The key ideas were take a short video (about 5 seconds) with slight changes in the camera position. Thus, your camera captures pixels behind the obstruction. Then, calculate the relative positions of the frames. Using these relative positions, the image is split into a foreground and background layer (the foreground moves a lot more compared to the background). Finally, run it through an optimization function. This function rewards smooth changes and penalizes harsh ones. Essentially, it “picks the right colour for each pixel”. The implementation details were a bit tricky.

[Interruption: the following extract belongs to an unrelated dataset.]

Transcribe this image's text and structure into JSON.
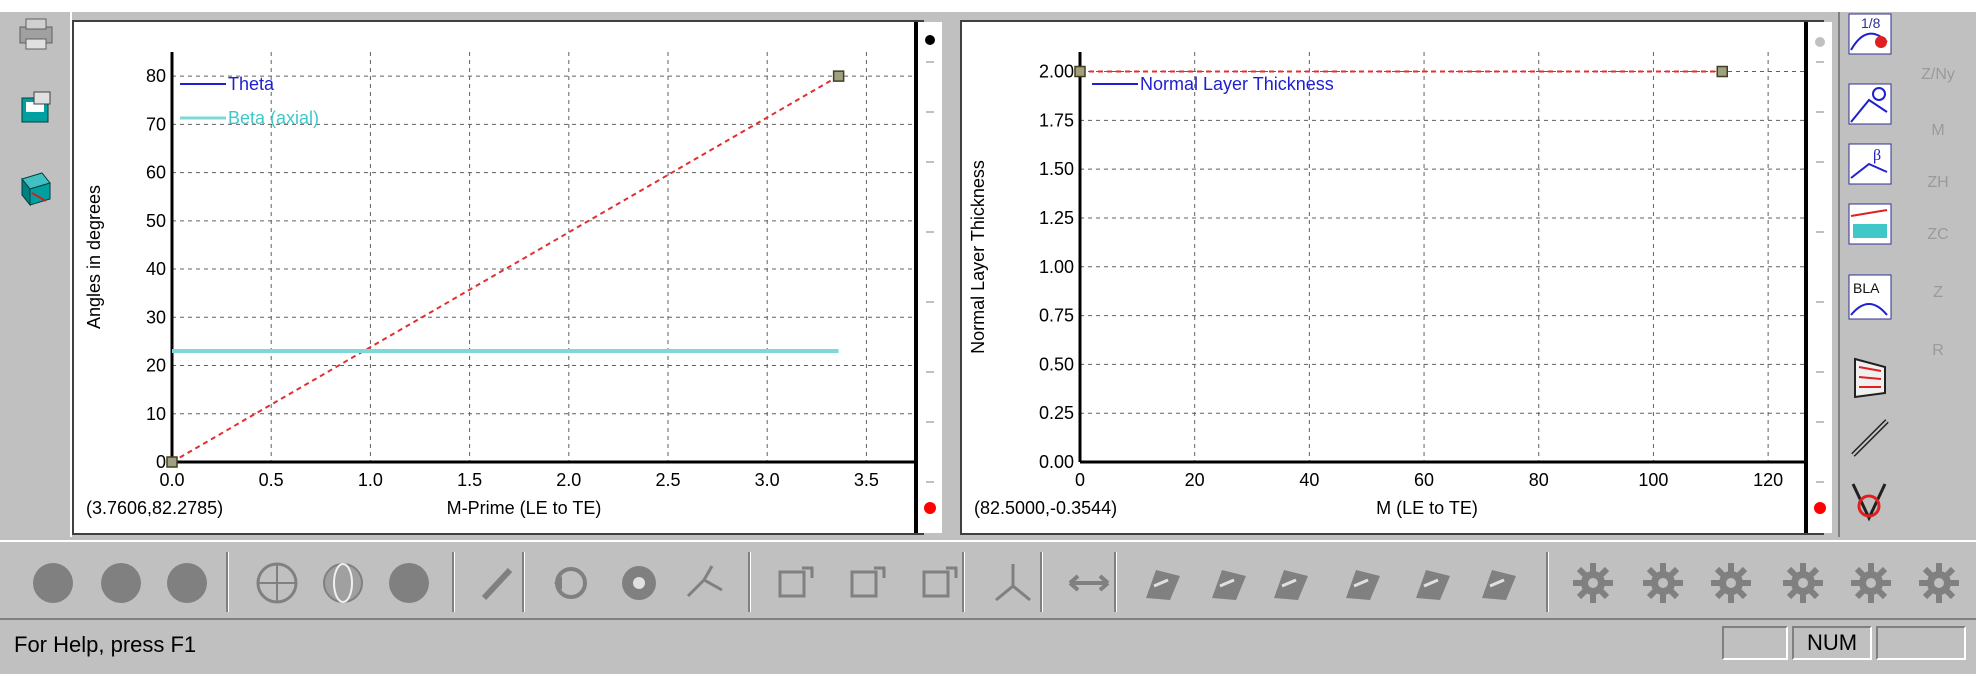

I used C++ with OpenCV and DLib for this project. The runtimes for the completely unoptimized source code were about 10 minutes per iteration of optimization (for five 640x480px images). I fixed any unnecessary memory copies to improve performance. I think this code can easily be parallelized on a GPU. If a GPU is not available on a device, multiple threads working on different parts of the image would also improve performance.
The Cathedral of Learning through a staircase railing
CMU’s Smith Hall
When do I stop the iterations?
Each iteration is supposed to produce a better result. If you run it for too few iterations (say, just 1), you end up with something that is mostly cleaned up but has some artifacts. If you run it for too long (say, 20 iterations), over optimization creeps in and produces artifacts that look like JPEG compression. A good heuristic might be to always run it for 5 iterations but that’s wasted computation. Some kind of a quality check metric would be very useful here.
Image alignment is not always perfect
I’ve noticed that the input image sequence often needs hand-holding when figuring out the relative orientations between different frames. I suspect my code might have bugs – so I’m still looking. But if the relative orientations are not estimated correctly, the results look terrible. One way to fix this would be to use a phone’s IMU to have an initial estimate of phone’s position. This may require some calibration, though (which is not a good idea).
I feel my code would use a lot more fine tuning to get it working just right. I have not done justice to the amount of effort that went into this paper’s implementation by the authors. I’ve found several things that can go wrong when working with a real-life dataset (we captured the videos ourselves!). I’ve found some potential techniques that can be used to fix those issues. Overall, this was a good project to work on!